事故を100%防ぐは難しいのだけど、それでもちょっとの事で回避出来る事は回避させておきたいのだから。

だから、裸眼で高速回転工具使ったり、マスク無しで溶接したり、なんて行儀の悪い人が居たら口を挟まずにはおれない。
そしてそれはチェーン掃除もまた同様。

『チェーンを掃除する時は、手を巻き込まない方に回さないと危ないよ』

と、ちょっと危険な事してる人が居たら、ちょっと余計な口を挟みたく成る。

要するに、チェーンを上巣で拭いたりする際は、リアホイールを逆回転させる方向に回した方が安全だよ。
正方向に回すとドリブンスプロケットに巻き込まれる恐れが有るので危ないよ、って事だ。

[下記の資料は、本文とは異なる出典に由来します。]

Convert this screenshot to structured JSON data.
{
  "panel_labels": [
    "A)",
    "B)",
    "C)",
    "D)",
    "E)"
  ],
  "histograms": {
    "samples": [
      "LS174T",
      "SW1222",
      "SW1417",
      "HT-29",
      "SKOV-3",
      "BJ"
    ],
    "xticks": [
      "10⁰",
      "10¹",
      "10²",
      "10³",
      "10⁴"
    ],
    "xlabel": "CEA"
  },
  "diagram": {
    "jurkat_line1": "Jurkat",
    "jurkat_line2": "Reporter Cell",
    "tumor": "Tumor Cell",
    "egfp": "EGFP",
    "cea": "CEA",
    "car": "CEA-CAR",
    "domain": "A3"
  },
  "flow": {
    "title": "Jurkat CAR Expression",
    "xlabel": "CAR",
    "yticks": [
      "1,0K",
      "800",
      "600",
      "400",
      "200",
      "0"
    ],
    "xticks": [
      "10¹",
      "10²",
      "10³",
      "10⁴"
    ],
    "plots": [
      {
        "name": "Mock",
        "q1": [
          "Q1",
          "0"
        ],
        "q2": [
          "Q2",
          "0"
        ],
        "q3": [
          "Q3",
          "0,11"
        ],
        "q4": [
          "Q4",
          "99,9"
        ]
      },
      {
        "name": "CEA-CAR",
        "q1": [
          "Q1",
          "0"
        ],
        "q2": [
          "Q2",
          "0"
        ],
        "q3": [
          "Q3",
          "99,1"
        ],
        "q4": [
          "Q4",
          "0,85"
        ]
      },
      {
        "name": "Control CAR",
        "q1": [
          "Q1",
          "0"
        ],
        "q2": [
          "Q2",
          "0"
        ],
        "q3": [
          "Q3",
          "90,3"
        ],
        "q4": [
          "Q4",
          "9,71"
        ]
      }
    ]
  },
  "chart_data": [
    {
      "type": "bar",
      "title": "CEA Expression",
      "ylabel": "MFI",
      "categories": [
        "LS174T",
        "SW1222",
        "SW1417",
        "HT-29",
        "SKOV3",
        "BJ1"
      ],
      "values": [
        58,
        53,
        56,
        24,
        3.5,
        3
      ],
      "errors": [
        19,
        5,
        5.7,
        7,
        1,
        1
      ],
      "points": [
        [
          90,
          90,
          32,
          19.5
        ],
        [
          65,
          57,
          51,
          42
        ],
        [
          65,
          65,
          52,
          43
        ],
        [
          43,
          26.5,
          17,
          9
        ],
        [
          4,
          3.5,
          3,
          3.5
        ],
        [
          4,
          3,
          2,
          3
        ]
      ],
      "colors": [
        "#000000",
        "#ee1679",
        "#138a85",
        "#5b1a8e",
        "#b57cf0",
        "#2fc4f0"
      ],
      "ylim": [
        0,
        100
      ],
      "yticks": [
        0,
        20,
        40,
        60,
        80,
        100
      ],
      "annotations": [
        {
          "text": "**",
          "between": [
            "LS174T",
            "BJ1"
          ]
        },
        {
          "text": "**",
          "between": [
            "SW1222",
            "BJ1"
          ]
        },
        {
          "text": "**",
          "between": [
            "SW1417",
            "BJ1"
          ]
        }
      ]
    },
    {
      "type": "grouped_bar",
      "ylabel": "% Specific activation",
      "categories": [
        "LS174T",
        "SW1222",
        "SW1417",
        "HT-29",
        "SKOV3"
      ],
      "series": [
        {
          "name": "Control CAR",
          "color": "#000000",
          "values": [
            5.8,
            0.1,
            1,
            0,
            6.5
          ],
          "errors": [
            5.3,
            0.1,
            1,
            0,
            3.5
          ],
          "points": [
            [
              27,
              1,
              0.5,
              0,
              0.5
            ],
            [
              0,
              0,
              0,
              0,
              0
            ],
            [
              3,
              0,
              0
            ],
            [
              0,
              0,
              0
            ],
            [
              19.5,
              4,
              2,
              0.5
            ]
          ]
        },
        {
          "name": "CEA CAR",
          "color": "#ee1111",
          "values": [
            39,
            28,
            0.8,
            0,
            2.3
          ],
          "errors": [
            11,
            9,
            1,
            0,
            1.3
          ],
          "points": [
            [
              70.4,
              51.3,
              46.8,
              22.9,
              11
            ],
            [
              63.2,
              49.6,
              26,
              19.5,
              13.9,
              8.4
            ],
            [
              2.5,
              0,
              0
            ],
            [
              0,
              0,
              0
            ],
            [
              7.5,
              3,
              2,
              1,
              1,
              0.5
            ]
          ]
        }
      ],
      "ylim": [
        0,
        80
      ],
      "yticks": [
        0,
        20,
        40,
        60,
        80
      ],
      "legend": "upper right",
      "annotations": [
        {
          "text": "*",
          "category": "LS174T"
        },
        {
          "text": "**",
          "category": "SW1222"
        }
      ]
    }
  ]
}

これは勿論、スイングアームの下側のチェーンを掃除する際の話。
スイングアームの上側を掃除するなら、正方向へ回そう。

流石にエンジン掛けてアイドリングさせながらチェーン掃除する程の冒険野郎では無いものの、手で回すだけでもスプロケに挟まれたら大変。
基本、人のやってる事はスルーを心がけてる私としても、ここは口を挟まずには居れない。
指挟む前に口を挟まずには居れないな。

ちなみに、スプロケに指を挟んだらどうなるかが気に成る人は、魚肉ソーセージでも挟んで実験してみよう。
ズボンの中で、あなたの大秘宝がキュン♥としてしまうかも知れないけれど。

『え、大丈夫よ、何時もコレでやってるし』

頭の上に指チョンパフラグを立てた若者は、そう言いながらせっせとチェーンを掃除するのだった。
フラグなんてヘシ折りながら、何事も無くチェーンを掃除するのだった。

でも、何時までもフラグをヘシ折り続けれるとも言えないので、手間は何も変わらないのでそろそろホイールを逆回転させて欲しいなと、願うばかりだ。
この先も魚肉ソーセージを平穏な気分で食べ続けれる為にも。